Pentium III-processoren op basis van Tualatine kunnen gewoonlijk visueel worden onderscheiden van processoren op basis van Coppermine door de metal integrated heat-spreader (IHS) die bovenop het pakket is bevestigd. Echter, de laatste modellen van Coppermine Pentium IIIs ook gekenmerkt door de IHS – de geïntegreerde warmteverspreider is eigenlijk wat onderscheidt de FC-PGA2 pakket van de FC-PGA-beide zijn voor Socket 370 moederborden.

voor de toevoeging van de warmteverspreider was het soms moeilijk om een koellichaam op een Pentium III te plaatsen. men moest oppassen dat men de kern niet onder een hoek zou dwingen, omdat daardoor de randen en hoeken van de kern zouden barsten en de CPU zou kunnen vernietigen.

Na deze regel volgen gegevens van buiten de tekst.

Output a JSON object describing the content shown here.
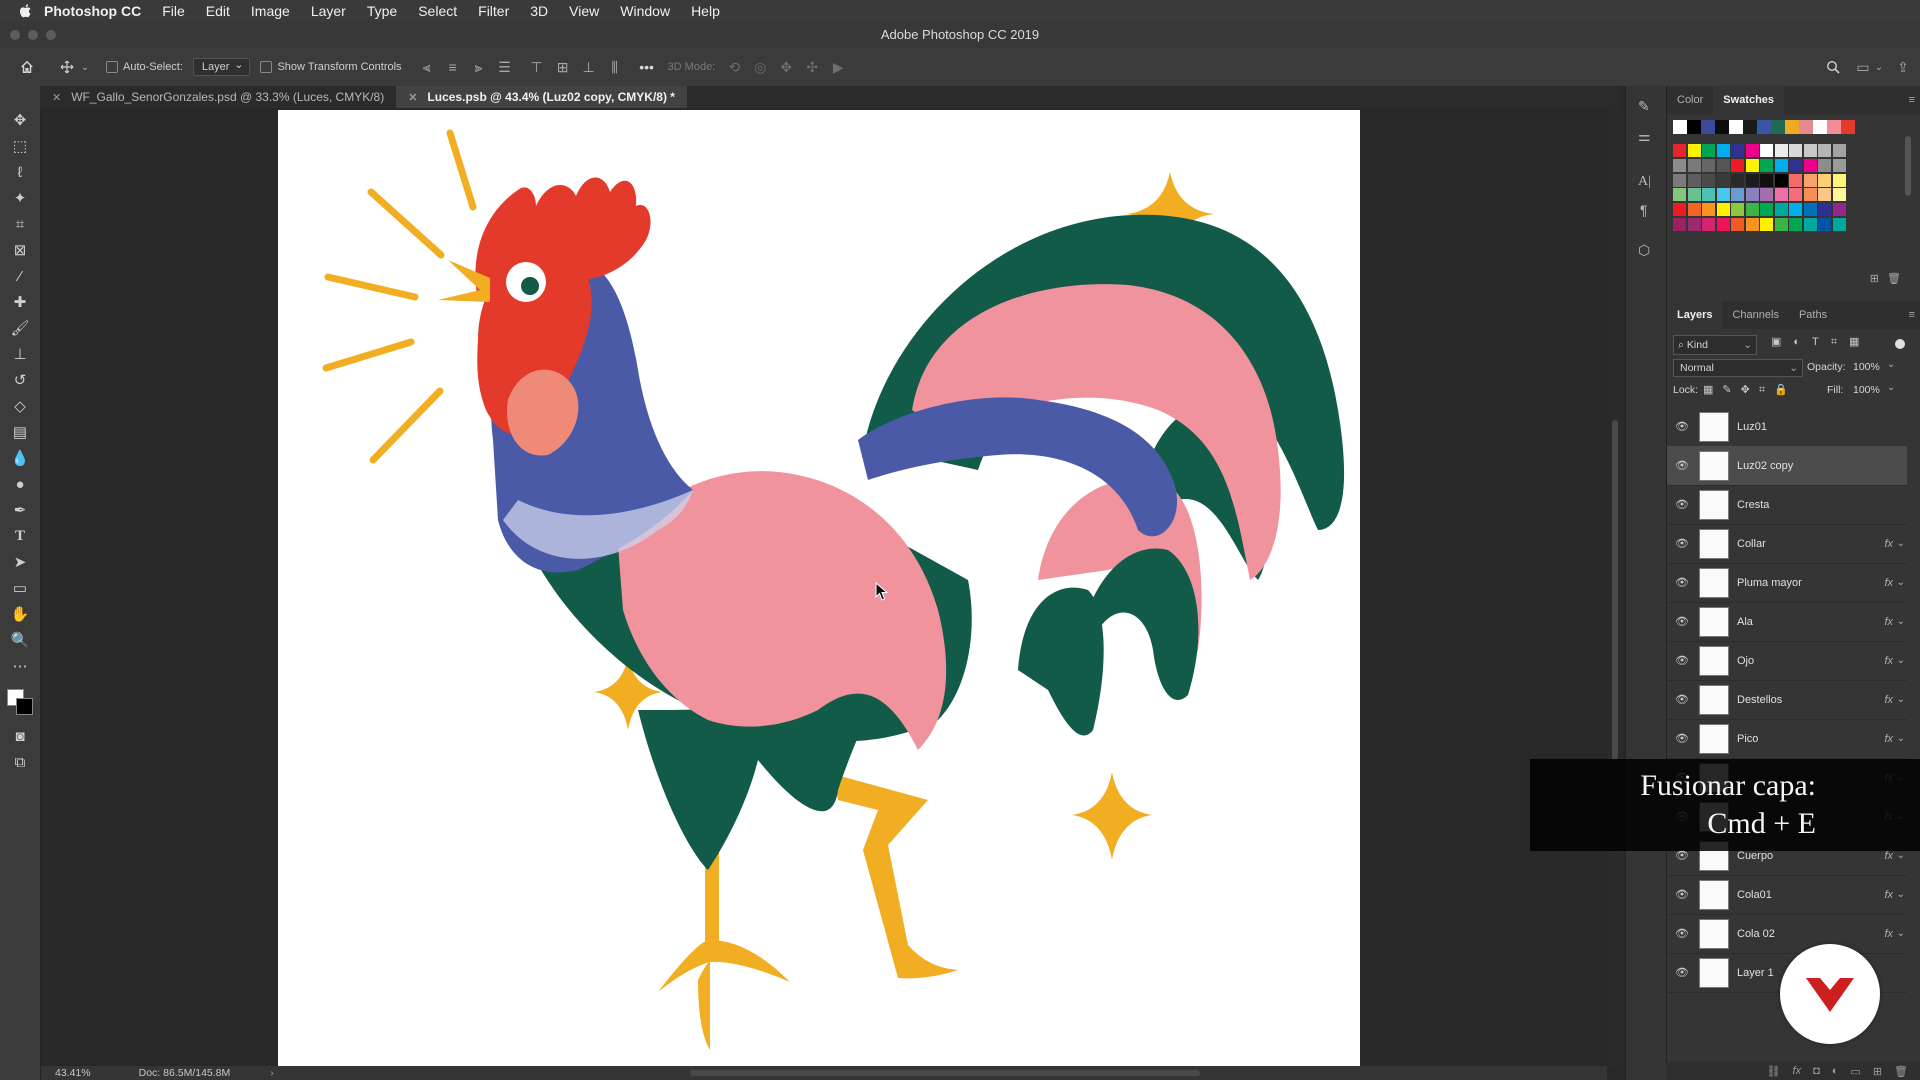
{
  "menubar": {
    "app_name": "Photoshop CC",
    "items": [
      "File",
      "Edit",
      "Image",
      "Layer",
      "Type",
      "Select",
      "Filter",
      "3D",
      "View",
      "Window",
      "Help"
    ]
  },
  "window_title": "Adobe Photoshop CC 2019",
  "options_bar": {
    "auto_select_label": "Auto-Select:",
    "auto_select_value": "Layer",
    "show_transform_label": "Show Transform Controls",
    "mode_3d_label": "3D Mode:",
    "more_label": "•••"
  },
  "tabs": [
    {
      "label": "WF_Gallo_SenorGonzales.psd @ 33.3% (Luces, CMYK/8)",
      "active": false
    },
    {
      "label": "Luces.psb @ 43.4% (Luz02 copy, CMYK/8) *",
      "active": true
    }
  ],
  "status": {
    "zoom": "43.41%",
    "doc": "Doc: 86.5M/145.8M"
  },
  "color_panel": {
    "tabs": [
      "Color",
      "Swatches"
    ],
    "active_tab": "Swatches",
    "recent": [
      "#ffffff",
      "#000000",
      "#3d4a9a",
      "#0d0d0d",
      "#ffffff",
      "#1a1a1a",
      "#3a55a6",
      "#1e6a52",
      "#f2a922",
      "#e48a8c",
      "#ffffff",
      "#f28d97",
      "#e43a2c"
    ],
    "grid_rows": [
      [
        "#e6262a",
        "#fff200",
        "#00a651",
        "#00aeef",
        "#2e3192",
        "#ec008c",
        "#ffffff",
        "#ececec",
        "#d9d9d9",
        "#c8c8c8",
        "#b5b5b5",
        "#a3a3a3"
      ],
      [
        "#8c8c8c",
        "#7a7a7a",
        "#666666",
        "#555555",
        "#ed1c24",
        "#fff200",
        "#00a651",
        "#00aeef",
        "#2e3192",
        "#ec008c",
        "#8c8c8c",
        "#9a9a9a"
      ],
      [
        "#7a7a7a",
        "#5e5e5e",
        "#4a4a4a",
        "#3a3a3a",
        "#2a2a2a",
        "#1c1c1c",
        "#101010",
        "#000000",
        "#f26c6c",
        "#f7a46b",
        "#fbd072",
        "#fff57d"
      ],
      [
        "#84c67e",
        "#6ac08f",
        "#4dc1b6",
        "#4ac7ed",
        "#6c9bd2",
        "#8781bd",
        "#a36eae",
        "#f06eaa",
        "#f26d7d",
        "#f68e56",
        "#fdc689",
        "#fff799"
      ],
      [
        "#ed1c24",
        "#f26522",
        "#f7941d",
        "#fff200",
        "#8dc63f",
        "#39b54a",
        "#00a651",
        "#00a99d",
        "#00aeef",
        "#0072bc",
        "#2e3192",
        "#92278f"
      ],
      [
        "#9e1f63",
        "#9a2a6f",
        "#d6246e",
        "#ed145b",
        "#f15a24",
        "#f7941d",
        "#fff200",
        "#39b54a",
        "#00a651",
        "#00a99d",
        "#0054a6",
        "#00a99d"
      ]
    ]
  },
  "layers_panel": {
    "tabs": [
      "Layers",
      "Channels",
      "Paths"
    ],
    "active_tab": "Layers",
    "kind_label": "Kind",
    "blend_mode": "Normal",
    "opacity_label": "Opacity:",
    "opacity_value": "100%",
    "lock_label": "Lock:",
    "fill_label": "Fill:",
    "fill_value": "100%",
    "layers": [
      {
        "name": "Luz01",
        "fx": "",
        "selected": false
      },
      {
        "name": "Luz02 copy",
        "fx": "",
        "selected": true
      },
      {
        "name": "Cresta",
        "fx": "",
        "selected": false
      },
      {
        "name": "Collar",
        "fx": "fx",
        "selected": false
      },
      {
        "name": "Pluma mayor",
        "fx": "fx",
        "selected": false
      },
      {
        "name": "Ala",
        "fx": "fx",
        "selected": false
      },
      {
        "name": "Ojo",
        "fx": "fx",
        "selected": false
      },
      {
        "name": "Destellos",
        "fx": "fx",
        "selected": false
      },
      {
        "name": "Pico",
        "fx": "fx",
        "selected": false
      },
      {
        "name": "",
        "fx": "fx",
        "selected": false
      },
      {
        "name": "",
        "fx": "fx",
        "selected": false
      },
      {
        "name": "Cuerpo",
        "fx": "fx",
        "selected": false
      },
      {
        "name": "Cola01",
        "fx": "fx",
        "selected": false
      },
      {
        "name": "Cola 02",
        "fx": "fx",
        "selected": false
      },
      {
        "name": "Layer 1",
        "fx": "",
        "selected": false
      }
    ]
  },
  "overlay": {
    "line1": "Fusionar capa:",
    "line2": "Cmd + E"
  },
  "artwork_colors": {
    "red": "#e43a2c",
    "blue": "#4a5aa6",
    "green": "#125b49",
    "pink": "#f0939c",
    "yellow": "#f2ae22",
    "white": "#ffffff"
  }
}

Het was soms ook moeilijk om een vlakke verbinding van de CPU en heatsink oppervlakken te bereiken, een factor van cruciaal belang voor een goede warmteoverdracht. Dit werd steeds moeilijker met de Socket 370 CPU ‘ s, in vergelijking met hun voorgangers van Slot 1, vanwege de kracht die nodig is om een socket-gebaseerde koeler te monteren en het smallere, 2-zijdige montagemechanisme (Slot 1 featured 4-punts montage). Als zodanig, en omdat de 0,13 µm Tualatin een nog kleiner kernoppervlak had dan de 0,18 µm Coppermine, installeerde Intel de metalen heatspreader op Tualatin en alle toekomstige desktop processors.De kern van Tualatin is vernoemd naar de Tualatin Valley en de Tualatin River in Oregon, waar Intel grote productie-en ontwerpfaciliteiten heeft.